Nanoscale Friction And Adhesion Mechanisms In Articular Cartilage Top Layer Hydrated Interfaces: Insights From Atomistic Simulations

This study investigates nanoscale adhesion and frictional behavior of an idealized cartilage-cartilage top layer atomistic contact model with nanoconfined water at the interface under range of load using three dimensional molecular dynamics (MD) simulations. Analysis reveals that water significantly replaces the cohesive interactions with adhesive at regions of unhydrated cartilage-cartilage contact by engulfing water molecules. These water molecules improve the load-bearing capacity and reduces frictional forces at the interface. Interfacial water also inhibits debonding at the interface during pull-off test at higher loads.
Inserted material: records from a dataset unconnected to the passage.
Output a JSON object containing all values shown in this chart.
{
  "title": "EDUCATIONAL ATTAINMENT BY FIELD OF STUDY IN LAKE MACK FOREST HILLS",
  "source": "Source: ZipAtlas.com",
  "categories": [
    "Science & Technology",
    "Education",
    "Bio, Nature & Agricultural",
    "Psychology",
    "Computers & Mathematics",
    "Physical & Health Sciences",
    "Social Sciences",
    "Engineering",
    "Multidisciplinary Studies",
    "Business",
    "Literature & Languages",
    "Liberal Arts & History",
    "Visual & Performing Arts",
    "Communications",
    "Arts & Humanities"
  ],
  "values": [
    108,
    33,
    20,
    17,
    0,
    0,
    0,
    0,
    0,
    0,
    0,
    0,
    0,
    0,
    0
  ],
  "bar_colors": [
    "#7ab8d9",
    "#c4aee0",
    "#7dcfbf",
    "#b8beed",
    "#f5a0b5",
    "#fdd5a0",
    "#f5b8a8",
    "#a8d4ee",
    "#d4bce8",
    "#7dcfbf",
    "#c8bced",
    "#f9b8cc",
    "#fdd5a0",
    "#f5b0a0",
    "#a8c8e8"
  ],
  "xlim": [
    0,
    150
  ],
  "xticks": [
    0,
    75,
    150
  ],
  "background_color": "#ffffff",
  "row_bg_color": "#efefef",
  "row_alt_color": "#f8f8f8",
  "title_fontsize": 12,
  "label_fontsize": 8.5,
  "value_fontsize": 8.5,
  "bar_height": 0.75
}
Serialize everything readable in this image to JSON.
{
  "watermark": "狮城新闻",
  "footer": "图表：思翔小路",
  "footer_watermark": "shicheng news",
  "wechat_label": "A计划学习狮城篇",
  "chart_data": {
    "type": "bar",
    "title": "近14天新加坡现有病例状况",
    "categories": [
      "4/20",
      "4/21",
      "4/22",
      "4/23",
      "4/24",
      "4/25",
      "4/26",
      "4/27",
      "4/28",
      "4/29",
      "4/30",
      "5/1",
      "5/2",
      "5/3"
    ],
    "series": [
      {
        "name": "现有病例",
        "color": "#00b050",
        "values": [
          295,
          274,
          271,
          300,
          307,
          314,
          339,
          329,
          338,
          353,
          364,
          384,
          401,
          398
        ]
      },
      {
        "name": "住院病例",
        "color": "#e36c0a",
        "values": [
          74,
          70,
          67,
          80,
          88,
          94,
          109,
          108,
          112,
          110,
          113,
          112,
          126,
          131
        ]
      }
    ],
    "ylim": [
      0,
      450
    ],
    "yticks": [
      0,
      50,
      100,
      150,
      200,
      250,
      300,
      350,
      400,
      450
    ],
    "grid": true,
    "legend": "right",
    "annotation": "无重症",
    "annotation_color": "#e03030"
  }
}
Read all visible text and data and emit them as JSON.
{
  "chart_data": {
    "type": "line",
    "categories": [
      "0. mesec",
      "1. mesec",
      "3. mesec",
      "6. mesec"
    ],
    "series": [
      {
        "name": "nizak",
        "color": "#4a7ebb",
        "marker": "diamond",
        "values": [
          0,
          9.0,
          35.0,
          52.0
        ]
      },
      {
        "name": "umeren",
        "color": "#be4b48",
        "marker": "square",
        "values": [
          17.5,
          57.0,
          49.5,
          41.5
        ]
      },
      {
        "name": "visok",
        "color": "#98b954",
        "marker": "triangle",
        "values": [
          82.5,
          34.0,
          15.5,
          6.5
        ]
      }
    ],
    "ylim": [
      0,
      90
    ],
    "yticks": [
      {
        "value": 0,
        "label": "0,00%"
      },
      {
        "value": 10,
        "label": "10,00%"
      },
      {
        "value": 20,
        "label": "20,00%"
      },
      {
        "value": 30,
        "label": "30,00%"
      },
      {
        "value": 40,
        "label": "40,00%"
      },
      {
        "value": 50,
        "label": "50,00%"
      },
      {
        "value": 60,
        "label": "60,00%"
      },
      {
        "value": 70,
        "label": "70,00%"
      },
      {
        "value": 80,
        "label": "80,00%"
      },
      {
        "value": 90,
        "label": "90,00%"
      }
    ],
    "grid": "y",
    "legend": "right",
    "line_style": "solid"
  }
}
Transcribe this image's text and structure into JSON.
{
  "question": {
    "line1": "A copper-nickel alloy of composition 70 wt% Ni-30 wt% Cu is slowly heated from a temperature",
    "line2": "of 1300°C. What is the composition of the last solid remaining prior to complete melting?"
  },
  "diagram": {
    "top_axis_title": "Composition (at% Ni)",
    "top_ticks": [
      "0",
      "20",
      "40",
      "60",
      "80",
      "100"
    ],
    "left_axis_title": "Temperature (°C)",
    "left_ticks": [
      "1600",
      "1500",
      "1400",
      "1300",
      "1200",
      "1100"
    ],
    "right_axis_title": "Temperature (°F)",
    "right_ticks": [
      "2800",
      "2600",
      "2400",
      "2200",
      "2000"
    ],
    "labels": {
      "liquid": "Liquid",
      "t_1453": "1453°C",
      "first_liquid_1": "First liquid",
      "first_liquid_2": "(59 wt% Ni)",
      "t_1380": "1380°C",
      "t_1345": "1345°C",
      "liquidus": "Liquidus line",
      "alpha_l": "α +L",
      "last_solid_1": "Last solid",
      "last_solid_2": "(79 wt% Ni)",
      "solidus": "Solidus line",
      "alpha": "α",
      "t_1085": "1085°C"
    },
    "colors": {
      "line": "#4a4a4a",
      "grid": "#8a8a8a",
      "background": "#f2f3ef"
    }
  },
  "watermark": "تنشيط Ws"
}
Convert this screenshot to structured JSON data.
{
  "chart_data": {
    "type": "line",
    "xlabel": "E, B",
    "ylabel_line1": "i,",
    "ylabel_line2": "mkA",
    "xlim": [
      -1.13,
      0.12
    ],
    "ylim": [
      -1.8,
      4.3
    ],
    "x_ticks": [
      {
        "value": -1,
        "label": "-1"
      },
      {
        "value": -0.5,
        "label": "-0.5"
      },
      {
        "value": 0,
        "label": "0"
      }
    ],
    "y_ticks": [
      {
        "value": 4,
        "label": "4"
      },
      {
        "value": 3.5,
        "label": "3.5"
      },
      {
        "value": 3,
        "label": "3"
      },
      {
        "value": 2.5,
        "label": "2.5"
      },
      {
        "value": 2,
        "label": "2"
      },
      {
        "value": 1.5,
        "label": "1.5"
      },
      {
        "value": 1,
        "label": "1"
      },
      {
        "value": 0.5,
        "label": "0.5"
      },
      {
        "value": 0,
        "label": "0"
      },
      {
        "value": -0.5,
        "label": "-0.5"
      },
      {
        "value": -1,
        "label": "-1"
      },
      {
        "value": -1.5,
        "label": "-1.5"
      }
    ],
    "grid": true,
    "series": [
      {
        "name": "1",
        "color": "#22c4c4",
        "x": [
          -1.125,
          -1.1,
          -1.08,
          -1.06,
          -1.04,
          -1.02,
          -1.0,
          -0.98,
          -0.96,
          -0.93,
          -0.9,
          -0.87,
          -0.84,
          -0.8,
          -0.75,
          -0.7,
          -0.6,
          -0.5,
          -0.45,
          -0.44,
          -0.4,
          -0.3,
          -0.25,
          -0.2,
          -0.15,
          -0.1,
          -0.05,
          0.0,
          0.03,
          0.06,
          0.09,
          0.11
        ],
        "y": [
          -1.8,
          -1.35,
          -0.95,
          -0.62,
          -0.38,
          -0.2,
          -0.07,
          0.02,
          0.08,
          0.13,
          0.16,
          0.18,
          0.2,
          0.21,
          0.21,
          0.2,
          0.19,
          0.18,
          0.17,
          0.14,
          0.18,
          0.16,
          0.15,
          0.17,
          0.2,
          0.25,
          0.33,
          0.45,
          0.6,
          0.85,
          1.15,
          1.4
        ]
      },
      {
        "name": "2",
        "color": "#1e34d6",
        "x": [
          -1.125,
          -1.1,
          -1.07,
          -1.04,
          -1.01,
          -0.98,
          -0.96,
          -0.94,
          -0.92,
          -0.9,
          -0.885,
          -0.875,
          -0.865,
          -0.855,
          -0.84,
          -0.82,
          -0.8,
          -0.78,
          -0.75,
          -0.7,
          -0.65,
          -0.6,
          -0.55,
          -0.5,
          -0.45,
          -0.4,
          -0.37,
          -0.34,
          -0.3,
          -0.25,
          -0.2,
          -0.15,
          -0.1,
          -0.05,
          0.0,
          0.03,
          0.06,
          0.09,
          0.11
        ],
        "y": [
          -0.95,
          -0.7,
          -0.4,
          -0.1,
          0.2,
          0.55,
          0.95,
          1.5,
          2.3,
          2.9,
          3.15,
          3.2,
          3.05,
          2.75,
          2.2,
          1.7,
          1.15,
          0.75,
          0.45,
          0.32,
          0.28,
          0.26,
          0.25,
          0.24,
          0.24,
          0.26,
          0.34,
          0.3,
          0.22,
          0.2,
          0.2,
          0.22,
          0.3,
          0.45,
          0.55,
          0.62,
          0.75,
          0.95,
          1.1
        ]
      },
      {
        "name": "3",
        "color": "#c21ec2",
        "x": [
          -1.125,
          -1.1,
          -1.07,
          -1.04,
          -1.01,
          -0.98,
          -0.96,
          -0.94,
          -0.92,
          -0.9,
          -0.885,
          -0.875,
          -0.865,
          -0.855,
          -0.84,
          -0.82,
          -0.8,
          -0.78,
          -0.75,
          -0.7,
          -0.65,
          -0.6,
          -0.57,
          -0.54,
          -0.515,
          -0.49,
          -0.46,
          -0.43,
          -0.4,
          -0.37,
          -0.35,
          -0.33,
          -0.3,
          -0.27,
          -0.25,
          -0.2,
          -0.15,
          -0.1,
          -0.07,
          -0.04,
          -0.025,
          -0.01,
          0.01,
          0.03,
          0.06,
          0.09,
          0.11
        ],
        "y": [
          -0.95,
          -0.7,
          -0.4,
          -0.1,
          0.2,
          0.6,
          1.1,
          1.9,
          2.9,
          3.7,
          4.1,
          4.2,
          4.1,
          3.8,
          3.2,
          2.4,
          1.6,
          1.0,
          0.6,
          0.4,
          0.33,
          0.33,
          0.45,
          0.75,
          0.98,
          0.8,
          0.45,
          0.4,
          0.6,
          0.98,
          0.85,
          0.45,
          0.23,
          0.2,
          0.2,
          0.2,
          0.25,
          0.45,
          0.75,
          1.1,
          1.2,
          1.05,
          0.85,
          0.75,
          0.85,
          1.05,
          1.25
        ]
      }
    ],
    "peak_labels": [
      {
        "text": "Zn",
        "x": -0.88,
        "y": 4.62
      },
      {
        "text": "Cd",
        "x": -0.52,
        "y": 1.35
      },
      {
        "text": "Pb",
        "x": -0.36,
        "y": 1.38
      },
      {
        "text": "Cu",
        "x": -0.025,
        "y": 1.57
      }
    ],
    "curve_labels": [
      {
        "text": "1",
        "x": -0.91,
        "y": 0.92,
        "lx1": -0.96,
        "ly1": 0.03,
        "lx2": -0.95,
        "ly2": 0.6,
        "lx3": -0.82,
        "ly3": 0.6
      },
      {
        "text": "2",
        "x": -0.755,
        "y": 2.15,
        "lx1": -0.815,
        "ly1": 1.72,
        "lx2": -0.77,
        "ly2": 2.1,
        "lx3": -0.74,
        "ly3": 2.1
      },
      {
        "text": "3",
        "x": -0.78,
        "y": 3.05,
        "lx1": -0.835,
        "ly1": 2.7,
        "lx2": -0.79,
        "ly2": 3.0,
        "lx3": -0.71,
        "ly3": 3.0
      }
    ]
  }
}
Sliding tests reveal that at higher load-induced confined geometries there is a significant reduction in the frictional forces up to five times in comparison to dry collagen-collagen contact. Interaction energy curves predict that water molecules completely wet the collagen and thus provide an in-situ interfacial lubrication. Finally, the intermolecular interactions unveil the presence of substantial amount of water molecules at the interfaces to reduce friction drastically at the interface employing water-water interactions. Overall, a hydrated atomistic model for top layer cartilagecartilage lubricated contact is developed and studied for adhesion and friction behavior and underlying mechanisms which is useful for understanding in-vivo boundary lubricated interfaces and design enhanced implant solutions.